What are the recommended steps for making sure a model implementation is correct before scaling up?
How does hyperparameter tuning fit into the overall debugging strategy?
Review Questions
- When would overfitting a single batch fail, and what specific categories of bugs should be checked first?
- How do training/validation/test gaps map to underfitting, overfitting, and distribution shift in the lecture’s bias-variance framework?
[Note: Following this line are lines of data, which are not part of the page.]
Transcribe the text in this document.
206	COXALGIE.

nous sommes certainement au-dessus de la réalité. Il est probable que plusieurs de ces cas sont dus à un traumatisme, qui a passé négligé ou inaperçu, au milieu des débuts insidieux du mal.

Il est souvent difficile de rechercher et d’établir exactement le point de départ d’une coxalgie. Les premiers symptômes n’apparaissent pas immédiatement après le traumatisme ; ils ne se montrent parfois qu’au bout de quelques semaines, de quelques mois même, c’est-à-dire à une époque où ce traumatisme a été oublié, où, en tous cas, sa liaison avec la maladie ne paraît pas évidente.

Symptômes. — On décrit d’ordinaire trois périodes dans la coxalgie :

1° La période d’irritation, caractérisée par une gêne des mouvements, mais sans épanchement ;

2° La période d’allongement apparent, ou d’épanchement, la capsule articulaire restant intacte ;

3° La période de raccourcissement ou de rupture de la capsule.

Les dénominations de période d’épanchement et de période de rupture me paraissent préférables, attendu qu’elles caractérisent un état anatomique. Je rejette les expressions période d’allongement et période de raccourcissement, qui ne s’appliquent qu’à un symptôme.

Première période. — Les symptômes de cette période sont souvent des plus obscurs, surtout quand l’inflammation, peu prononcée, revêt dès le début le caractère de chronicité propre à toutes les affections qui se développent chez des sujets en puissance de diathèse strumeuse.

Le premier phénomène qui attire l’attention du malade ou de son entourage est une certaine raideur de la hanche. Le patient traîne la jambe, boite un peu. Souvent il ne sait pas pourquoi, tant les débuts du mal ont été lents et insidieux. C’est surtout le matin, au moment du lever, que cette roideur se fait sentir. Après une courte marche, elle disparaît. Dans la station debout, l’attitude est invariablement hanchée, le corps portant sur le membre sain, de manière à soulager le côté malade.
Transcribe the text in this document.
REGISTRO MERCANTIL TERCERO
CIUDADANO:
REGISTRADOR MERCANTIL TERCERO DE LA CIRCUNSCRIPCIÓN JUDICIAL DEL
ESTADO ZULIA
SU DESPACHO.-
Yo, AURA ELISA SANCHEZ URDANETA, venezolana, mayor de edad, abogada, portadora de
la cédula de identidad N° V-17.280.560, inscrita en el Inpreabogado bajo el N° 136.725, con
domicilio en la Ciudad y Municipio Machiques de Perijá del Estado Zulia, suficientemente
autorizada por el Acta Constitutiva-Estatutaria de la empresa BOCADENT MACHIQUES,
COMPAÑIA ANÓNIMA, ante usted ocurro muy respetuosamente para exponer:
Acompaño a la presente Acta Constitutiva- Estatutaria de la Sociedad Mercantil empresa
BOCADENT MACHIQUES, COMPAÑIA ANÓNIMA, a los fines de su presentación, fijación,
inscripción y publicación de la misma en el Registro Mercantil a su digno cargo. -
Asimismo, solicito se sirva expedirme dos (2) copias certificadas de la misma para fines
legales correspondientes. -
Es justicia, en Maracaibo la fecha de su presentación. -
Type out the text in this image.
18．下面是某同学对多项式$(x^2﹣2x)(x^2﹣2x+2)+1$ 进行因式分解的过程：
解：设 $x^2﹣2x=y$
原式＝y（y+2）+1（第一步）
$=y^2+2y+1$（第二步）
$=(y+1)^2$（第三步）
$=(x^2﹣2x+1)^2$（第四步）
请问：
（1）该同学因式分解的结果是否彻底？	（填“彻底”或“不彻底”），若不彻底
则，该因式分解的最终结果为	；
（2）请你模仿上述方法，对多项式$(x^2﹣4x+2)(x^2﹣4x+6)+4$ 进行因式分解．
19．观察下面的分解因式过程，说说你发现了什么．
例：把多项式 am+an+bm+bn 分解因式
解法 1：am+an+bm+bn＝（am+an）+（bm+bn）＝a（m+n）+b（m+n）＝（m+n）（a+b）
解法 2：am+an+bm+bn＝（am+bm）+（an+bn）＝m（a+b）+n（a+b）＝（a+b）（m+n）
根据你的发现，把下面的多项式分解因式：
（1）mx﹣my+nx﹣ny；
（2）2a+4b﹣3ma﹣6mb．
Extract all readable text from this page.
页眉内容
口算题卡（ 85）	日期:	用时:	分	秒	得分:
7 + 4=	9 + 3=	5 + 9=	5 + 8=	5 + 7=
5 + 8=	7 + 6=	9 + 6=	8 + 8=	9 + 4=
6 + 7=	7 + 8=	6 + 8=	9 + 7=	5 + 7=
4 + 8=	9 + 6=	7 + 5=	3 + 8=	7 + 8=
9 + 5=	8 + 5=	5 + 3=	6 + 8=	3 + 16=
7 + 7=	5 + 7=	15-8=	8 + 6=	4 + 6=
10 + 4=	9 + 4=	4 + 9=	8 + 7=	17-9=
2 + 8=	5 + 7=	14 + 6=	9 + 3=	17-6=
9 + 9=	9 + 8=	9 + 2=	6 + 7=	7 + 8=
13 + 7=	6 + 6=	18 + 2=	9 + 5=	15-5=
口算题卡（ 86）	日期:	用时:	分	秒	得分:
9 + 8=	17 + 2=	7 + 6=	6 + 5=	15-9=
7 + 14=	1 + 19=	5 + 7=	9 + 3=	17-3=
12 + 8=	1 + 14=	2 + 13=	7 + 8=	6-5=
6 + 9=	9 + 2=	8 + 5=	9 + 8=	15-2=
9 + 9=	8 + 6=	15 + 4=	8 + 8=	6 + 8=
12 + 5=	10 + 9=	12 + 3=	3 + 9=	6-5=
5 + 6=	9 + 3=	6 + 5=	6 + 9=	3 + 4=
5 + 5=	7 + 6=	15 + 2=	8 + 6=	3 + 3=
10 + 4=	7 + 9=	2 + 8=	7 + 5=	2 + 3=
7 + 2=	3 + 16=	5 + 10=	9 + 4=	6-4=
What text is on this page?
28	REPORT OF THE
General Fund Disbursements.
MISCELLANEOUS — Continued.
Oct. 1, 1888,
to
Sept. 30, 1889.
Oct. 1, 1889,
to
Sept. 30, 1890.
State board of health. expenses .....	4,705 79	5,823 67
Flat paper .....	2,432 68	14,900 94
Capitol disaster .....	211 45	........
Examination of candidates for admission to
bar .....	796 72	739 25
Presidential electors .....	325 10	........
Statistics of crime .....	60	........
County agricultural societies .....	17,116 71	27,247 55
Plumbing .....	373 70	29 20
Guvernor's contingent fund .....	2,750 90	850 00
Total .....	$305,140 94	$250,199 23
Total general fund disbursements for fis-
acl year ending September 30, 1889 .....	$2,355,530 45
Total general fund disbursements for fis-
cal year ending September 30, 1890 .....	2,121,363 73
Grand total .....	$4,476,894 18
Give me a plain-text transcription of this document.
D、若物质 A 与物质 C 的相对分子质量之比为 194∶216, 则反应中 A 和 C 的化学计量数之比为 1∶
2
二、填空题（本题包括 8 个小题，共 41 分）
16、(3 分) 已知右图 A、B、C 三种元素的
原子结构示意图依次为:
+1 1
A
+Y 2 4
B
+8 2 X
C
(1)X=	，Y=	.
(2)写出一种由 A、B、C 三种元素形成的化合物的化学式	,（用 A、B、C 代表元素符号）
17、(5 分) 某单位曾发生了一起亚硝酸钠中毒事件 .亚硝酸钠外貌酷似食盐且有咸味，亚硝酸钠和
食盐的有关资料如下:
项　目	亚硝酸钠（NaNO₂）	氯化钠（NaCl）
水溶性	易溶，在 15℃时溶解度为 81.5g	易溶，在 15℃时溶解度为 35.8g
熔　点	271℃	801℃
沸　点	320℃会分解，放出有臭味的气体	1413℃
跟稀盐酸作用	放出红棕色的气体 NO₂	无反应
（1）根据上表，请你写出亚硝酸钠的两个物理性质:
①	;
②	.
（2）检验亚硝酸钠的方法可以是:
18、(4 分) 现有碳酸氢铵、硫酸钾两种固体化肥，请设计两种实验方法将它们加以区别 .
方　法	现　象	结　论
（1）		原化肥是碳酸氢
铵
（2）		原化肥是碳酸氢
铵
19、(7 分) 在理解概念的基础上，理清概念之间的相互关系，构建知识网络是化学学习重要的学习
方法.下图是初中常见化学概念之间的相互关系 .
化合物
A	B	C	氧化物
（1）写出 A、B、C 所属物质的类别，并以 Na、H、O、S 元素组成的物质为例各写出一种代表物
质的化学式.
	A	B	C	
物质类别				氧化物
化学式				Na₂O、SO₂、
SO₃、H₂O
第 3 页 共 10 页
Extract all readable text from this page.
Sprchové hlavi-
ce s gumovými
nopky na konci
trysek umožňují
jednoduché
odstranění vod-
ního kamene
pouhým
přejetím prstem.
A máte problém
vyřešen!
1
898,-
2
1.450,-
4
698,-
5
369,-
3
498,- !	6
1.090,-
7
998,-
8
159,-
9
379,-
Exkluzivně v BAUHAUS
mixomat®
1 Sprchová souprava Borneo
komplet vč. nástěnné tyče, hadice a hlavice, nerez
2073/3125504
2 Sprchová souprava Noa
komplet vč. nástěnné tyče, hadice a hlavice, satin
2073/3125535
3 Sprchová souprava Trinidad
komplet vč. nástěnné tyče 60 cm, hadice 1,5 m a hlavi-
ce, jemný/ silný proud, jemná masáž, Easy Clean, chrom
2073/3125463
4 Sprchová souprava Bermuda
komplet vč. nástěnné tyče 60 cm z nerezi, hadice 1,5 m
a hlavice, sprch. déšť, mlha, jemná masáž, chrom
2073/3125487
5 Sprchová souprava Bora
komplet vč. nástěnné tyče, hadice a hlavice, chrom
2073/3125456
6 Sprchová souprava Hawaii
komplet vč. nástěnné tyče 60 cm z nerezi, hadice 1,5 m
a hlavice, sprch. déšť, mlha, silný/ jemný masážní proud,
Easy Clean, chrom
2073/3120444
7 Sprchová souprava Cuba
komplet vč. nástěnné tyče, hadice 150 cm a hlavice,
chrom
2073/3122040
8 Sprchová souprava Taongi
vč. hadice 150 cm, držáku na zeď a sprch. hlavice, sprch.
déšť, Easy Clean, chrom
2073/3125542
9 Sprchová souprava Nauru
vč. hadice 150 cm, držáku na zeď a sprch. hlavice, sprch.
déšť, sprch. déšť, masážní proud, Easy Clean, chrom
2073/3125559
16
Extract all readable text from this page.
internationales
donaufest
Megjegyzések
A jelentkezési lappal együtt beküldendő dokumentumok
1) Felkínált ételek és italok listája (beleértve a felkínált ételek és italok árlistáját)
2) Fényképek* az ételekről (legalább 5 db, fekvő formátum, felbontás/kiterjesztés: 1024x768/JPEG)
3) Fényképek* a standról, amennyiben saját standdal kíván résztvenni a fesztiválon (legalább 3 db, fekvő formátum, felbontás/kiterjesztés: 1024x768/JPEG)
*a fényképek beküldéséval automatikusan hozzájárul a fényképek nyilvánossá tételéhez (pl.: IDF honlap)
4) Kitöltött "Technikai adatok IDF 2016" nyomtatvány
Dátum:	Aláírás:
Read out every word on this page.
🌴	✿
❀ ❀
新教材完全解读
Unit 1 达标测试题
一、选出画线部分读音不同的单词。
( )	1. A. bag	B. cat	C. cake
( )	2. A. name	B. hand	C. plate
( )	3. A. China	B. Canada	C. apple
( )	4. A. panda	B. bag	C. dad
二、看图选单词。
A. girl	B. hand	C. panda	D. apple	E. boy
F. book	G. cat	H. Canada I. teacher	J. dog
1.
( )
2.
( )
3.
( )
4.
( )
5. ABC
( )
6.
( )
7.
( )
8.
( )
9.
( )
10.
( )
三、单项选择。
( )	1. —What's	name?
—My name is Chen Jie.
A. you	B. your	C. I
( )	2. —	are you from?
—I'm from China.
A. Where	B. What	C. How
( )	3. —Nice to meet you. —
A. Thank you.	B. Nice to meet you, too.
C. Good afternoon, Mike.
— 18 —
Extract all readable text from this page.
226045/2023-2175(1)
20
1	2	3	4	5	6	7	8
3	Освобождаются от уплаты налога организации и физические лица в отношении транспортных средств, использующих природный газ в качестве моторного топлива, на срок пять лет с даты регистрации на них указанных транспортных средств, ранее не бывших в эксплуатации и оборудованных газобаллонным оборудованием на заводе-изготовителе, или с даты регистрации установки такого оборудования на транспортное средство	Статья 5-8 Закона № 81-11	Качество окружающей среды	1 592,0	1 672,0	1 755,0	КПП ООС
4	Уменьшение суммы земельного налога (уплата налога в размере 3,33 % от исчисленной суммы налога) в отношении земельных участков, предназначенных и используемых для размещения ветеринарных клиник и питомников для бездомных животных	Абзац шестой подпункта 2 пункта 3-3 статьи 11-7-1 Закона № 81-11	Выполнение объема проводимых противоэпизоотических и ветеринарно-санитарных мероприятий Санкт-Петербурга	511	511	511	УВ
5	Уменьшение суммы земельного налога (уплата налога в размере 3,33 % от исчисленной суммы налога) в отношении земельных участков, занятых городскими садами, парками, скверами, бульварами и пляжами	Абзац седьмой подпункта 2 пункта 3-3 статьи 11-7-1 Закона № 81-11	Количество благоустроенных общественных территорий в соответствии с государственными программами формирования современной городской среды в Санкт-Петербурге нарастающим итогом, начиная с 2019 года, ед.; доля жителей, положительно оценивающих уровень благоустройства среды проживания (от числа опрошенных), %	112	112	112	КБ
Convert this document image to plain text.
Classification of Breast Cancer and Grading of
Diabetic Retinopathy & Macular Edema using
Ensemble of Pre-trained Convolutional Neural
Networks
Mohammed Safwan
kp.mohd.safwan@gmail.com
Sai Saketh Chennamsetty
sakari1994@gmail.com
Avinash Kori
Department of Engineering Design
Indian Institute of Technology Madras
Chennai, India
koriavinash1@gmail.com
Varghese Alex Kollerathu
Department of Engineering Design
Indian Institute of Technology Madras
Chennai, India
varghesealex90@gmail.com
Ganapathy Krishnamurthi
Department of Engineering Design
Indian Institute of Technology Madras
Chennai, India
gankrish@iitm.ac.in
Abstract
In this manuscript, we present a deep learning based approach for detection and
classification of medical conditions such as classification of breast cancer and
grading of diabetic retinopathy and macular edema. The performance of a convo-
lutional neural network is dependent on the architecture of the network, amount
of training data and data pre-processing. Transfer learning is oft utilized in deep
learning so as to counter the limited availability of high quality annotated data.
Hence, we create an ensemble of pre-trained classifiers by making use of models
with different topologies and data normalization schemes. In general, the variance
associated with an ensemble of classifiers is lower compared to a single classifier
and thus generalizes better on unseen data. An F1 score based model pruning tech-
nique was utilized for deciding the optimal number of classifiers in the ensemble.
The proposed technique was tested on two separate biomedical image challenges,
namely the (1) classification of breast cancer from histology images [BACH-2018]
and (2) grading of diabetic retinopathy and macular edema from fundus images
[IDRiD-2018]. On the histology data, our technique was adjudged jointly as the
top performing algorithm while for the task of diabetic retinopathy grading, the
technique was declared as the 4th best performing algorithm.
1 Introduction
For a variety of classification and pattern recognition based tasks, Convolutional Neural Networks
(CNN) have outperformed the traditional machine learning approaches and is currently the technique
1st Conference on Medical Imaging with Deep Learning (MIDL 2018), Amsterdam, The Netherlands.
- Which early-stage training defaults does the lecture recommend avoiding (and why) to reduce debugging complexity?
Key Points
- 1
Treat performance drops as ambiguous symptoms: implementation bugs, hyperparameters, model-data mismatch, and data construction errors can all look the same from learning curves.
- 2
Adopt a pessimistic workflow: start with the simplest architecture and dataset, then add complexity only after each checkpoint is proven.
- 3
Verify correctness by ensuring the model runs, then overfit a single batch to near-zero training error; failure usually indicates a pipeline bug.
- 4
Use sensible early defaults (Adam with learning rate 3e-4, ReLU/LSTM-appropriate activations, no regularization, avoid batch norm initially) and normalize inputs carefully without double-scaling.
- 5
Normalize the debugging decision using bias-variance decomposition: training error diagnoses underfitting, training-to-validation gaps diagnose variance/overfitting, and validation-to-test gaps can indicate distribution shift or validation overfitting.
- 6
Compare against known results early (official implementations or strong benchmarks like MNIST) because many random reimplementations can contain serious bugs.
- 7
Tune hyperparameters after the pipeline is stable; prioritize learning rate and learning rate schedules, and use random/coarse-to-fine search before considering Bayesian optimization.